Проведём массштабирование признаков.

In [229]:
neighborhood_bin_train = pd.DataFrame(index = train.index)
neighborhood_bin_train["NeighborhoodBin"] = train["NeighborhoodBin"]
neighborhood_bin_test = pd.DataFrame(index = test.index)
neighborhood_bin_test["NeighborhoodBin"] = test["NeighborhoodBin"]

Вычимлим примерную ассиметрию данных для каждого признака. Заметно ассиметричные признаки прологорифмируем

In [230]:
numeric_features = train.dtypes[train.dtypes != "object"].index

Бинарные признаки не нуждаются в масштабировании. Очистим от них численные данные.

In [231]:
binary_columns = [c for c in numeric_features if train[c].nunique() == 2]
numeric_features = [c for c in numeric_features if train[c].nunique() > 2]

In [232]:
len(binary_columns) + len(numeric_features) == train.shape[1]

True

In [233]:
skewed = train[numeric_features].apply(lambda x: skew(x.dropna().astype(float)))

In [234]:
skewed = skewed[abs(skewed) > 0.75]
skewed = skewed.index

In [235]:
train[skewed] = np.log1p(train[skewed])
test[skewed] = np.log1p(test[skewed])

Теперь, после того как мы сгладили ассиметрию в распределении применим StandartScaller

In [236]:
scaler = StandardScaler()
scaler.fit(train[numeric_features])

scaled = scaler.transform(train[numeric_features])
for i, col in enumerate(numeric_features):
    train[col] = scaled[:, i]

scaled = scaler.transform(test[numeric_features])
for i, col in enumerate(numeric_features):
    test[col] = scaled[:, i]

One-hot encoding 

In [237]:
def generate_one_hot(df):
    onehot_df = pd.DataFrame(index = df.index)

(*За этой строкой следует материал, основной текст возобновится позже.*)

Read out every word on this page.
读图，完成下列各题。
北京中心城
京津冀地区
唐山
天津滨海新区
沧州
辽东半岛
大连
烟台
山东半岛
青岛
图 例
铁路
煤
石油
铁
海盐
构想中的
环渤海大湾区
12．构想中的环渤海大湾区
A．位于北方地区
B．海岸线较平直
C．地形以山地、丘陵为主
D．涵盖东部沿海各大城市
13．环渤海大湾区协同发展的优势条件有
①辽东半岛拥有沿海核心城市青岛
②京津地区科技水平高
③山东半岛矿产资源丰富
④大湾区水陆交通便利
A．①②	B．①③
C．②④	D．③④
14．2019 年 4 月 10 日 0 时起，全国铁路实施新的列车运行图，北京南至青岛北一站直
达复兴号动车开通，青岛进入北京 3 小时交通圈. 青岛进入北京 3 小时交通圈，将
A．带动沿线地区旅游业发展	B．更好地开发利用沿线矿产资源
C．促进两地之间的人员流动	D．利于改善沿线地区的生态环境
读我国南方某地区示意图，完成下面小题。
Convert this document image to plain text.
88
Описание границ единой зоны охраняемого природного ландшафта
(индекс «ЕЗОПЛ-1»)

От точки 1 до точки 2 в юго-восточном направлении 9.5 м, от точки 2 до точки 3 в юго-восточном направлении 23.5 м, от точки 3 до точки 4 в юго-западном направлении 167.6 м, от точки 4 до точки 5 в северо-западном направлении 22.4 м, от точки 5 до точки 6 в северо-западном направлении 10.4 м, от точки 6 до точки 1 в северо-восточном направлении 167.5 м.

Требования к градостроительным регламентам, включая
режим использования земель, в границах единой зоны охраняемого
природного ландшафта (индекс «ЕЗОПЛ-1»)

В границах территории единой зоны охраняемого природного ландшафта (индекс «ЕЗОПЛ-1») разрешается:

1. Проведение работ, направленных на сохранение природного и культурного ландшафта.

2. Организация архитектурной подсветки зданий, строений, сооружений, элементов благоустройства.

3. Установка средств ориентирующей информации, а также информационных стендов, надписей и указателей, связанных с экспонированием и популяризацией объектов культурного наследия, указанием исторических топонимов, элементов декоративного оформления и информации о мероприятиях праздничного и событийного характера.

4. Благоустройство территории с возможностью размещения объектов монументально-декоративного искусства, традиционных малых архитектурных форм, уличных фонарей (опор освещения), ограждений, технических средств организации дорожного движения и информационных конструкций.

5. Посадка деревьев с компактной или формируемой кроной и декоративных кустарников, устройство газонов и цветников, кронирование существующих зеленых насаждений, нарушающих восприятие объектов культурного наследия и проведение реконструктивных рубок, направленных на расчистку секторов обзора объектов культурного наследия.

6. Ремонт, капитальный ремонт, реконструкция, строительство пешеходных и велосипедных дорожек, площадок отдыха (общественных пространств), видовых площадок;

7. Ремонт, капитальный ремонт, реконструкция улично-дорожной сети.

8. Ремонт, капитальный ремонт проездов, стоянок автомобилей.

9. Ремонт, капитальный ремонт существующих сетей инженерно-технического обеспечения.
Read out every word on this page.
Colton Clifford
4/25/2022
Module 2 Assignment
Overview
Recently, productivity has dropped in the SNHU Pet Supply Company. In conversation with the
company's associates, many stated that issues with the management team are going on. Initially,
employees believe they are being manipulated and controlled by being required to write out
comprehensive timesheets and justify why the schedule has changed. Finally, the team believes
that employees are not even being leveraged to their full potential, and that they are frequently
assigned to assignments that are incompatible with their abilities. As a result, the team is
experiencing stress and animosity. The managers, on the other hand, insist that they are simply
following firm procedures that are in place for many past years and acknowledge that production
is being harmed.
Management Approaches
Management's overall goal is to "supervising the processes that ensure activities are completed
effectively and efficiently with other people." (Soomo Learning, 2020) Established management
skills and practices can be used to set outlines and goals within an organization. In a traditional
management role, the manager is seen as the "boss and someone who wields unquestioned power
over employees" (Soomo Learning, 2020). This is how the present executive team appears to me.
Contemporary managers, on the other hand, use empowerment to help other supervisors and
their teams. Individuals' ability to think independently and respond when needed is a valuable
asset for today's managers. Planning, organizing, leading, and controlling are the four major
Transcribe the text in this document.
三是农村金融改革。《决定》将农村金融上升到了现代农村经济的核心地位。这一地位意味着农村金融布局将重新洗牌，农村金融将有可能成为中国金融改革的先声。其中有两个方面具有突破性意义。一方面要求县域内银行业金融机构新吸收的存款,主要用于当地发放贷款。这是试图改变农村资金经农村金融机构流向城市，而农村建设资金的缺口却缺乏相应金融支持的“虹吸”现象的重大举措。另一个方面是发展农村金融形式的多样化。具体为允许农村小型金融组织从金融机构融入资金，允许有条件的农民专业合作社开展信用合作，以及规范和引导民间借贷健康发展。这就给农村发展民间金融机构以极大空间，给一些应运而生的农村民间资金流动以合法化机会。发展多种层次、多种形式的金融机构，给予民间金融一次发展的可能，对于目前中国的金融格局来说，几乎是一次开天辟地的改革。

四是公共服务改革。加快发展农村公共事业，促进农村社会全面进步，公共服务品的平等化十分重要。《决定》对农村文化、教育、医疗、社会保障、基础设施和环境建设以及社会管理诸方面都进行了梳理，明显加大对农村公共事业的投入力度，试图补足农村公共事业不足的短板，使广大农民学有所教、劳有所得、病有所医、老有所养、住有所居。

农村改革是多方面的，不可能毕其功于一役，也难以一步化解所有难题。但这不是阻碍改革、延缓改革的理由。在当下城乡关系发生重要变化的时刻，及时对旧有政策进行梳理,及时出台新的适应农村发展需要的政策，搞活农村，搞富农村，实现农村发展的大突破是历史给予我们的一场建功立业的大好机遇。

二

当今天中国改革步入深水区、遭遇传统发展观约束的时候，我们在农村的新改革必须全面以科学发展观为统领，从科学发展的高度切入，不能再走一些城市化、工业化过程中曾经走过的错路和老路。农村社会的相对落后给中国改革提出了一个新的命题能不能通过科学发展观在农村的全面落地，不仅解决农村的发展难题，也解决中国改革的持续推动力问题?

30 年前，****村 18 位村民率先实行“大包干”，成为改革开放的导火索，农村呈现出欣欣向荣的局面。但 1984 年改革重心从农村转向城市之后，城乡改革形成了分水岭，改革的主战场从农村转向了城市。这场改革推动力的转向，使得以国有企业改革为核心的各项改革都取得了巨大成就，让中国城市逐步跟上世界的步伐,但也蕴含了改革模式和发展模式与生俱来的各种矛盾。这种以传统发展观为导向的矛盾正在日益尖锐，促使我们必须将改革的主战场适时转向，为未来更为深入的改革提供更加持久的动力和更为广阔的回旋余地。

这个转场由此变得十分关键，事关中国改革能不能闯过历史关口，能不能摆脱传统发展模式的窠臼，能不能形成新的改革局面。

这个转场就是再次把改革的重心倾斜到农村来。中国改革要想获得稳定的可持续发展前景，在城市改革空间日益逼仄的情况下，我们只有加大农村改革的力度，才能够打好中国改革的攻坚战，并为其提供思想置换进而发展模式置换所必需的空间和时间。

    onehot_df = onehot(onehot_df, df, "MSSubClass", None, "40")
    onehot_df = onehot(onehot_df, df, "MSZoning", "RL", "RH")
    onehot_df = onehot(onehot_df, df, "LotConfig", None, "FR3")
    onehot_df = onehot(onehot_df, df, "Neighborhood", None, "OldTown")
    onehot_df = onehot(onehot_df, df, "Condition1", None, "RRNe")
    onehot_df = onehot(onehot_df, df, "BldgType", None, "2fmCon")
    onehot_df = onehot(onehot_df, df, "HouseStyle", None, "1.5Unf")
    onehot_df = onehot(onehot_df, df, "RoofStyle", None, "Shed")
    onehot_df = onehot(onehot_df, df, "Exterior1st", "VinylSd", "CBlock")
    onehot_df = onehot(onehot_df, df, "Exterior2nd", "VinylSd", "CBlock")
    onehot_df = onehot(onehot_df, df, "Foundation", None, "Wood")
    onehot_df = onehot(onehot_df, df, "SaleType", "WD", "Oth")
    onehot_df = onehot(onehot_df, df, "SaleCondition", "Normal", "AdjLand")

 
    temp_df = df[["MasVnrType", "MasVnrArea"]].copy()
    idx = (df["MasVnrArea"] != 0) & ((df["MasVnrType"] == "None") | (df["MasVnrType"].isnull()))
    temp_df.loc[idx, "MasVnrType"] = "BrkFace"
    onehot_df = onehot(onehot_df, temp_df, "MasVnrType", "None", "BrkCmn")

  
    onehot_df = onehot(onehot_df, df, "LotShape", None, "IR3")
    onehot_df = onehot(onehot_df, df, "LandContour", None, "Low")
    onehot_df = onehot(onehot_df, df, "LandSlope", None, "Sev")
    onehot_df = onehot(onehot_df, df, "Electrical", "SBrkr", "FuseP")
    onehot_df = onehot(onehot_df, df, "GarageType", "None", "CarPort")
    onehot_df = onehot(onehot_df, df, "PavedDrive", None, "P")
    onehot_df = onehot(onehot_df, df, "MiscFeature", "None", "Othr")

 
    onehot_df = onehot(onehot_df, df, "Street", None, "Grvl")
    onehot_df = onehot(onehot_df, df, "Alley", "None", "Grvl")
    onehot_df = onehot(onehot_df, df, "Condition2", None, "PosA")
    onehot_df = onehot(onehot_df, df, "RoofMatl", None, "WdShake")
    onehot_df = onehot(onehot_df, df, "Heating", None, "Wall")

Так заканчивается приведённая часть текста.